Furthermore, defendant fails to offer a persuasive argument that the amendments made to the refusal statute were enacted for any reason other than to extend the suspension for repeat offenders from one year to two years. There is nothing in the legislative history which indicates that the amendments were made to overrule the precedent established by Bergwall. Should this have been the Legislature's intent, it would have done so explicitly. Given the strong public policy supporting the strict enforcement of drunk driving statutes, N.J.S.A. 39:4-50.4a should be interpreted to provide the harsher two-year suspension period for defendant's refusal to submit to a breathalyzer test in violation of N.J.S.A. 39:4-50.4a after his prior conviction for driving while under the influence of intoxicating liquor in violation of N.J.S.A. 39:4-50. Consequently, we affirm the trial court's imposition of defendant's two-year driver's license suspension.

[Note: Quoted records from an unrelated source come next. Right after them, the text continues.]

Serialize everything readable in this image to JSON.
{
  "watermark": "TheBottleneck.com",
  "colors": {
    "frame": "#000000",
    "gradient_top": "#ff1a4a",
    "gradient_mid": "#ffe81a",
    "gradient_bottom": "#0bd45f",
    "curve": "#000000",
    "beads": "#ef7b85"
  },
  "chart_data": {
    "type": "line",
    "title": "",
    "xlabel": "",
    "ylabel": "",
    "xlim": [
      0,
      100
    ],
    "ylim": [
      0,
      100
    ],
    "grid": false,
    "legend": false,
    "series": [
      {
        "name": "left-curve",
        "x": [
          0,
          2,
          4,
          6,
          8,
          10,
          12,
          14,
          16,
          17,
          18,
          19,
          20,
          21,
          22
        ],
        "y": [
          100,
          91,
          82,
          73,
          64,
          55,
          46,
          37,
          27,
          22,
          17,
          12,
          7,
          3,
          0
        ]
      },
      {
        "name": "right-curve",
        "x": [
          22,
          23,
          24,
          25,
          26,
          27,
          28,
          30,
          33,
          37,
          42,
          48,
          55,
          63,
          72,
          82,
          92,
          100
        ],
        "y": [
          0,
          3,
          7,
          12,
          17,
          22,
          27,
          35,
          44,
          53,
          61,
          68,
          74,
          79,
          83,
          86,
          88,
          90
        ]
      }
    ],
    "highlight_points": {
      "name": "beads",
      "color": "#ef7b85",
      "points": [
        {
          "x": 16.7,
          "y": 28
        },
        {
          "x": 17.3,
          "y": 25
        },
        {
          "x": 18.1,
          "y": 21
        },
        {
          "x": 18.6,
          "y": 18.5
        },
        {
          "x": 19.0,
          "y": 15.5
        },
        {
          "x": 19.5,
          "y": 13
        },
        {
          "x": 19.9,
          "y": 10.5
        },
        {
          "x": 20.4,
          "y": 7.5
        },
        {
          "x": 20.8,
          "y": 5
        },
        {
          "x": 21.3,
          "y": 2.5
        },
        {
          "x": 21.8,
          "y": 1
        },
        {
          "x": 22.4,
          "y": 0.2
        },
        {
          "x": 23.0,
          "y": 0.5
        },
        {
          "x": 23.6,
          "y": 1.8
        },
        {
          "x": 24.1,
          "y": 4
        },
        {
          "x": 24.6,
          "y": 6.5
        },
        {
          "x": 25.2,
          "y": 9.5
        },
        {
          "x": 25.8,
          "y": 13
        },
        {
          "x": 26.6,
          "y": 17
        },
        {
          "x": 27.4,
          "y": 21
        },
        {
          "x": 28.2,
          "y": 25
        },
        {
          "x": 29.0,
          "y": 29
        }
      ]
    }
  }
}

However, we agree with defendant that the trial court erred in imposing a $50 VCCB penalty and a $75 SNSF assessment for his conviction for refusing to submit to a breathalyzer test in violation of N.J.S.A. 39:4-50.4a. The State concedes error in this regard. N.J.S.A. 2C:43-3.1a(2)(c), which deals with VCCB penalties, provides:
In addition to any other assessment imposed pursuant to the provisions of R.S. 39:4-50, any person convicted of operating a motor vehicle while under the influence of liquor or drugs shall be assessed $50.00.
And N.J.S.A. 2C:43-3.2a(1), which deals with SNSF assessments, provides:
In addition to any other fine, fee or assessment imposed, any person convicted of a crime, disorderly or petty disorderly persons offense or violation of R.S. 39:4-50 shall be assessed $75 for each conviction.
Neither N.J.S.A. 2C:43-3.1a(2)(c) nor N.J.S.A. 2C:43-3.2a(1) apply to impose monetary penalties and assessments for defendant's conviction for refusing to take a breathalyzer test in violation of N.J.S.A. 39:4-50.4a. Consequently, the $50 VCCB penalty and the $75 SNSF assessment must be vacated.
Accordingly, except to vacate the $50 VCCB penalty and the $75 SNSF assessment imposed upon defendant, the judgment of conviction under review is affirmed.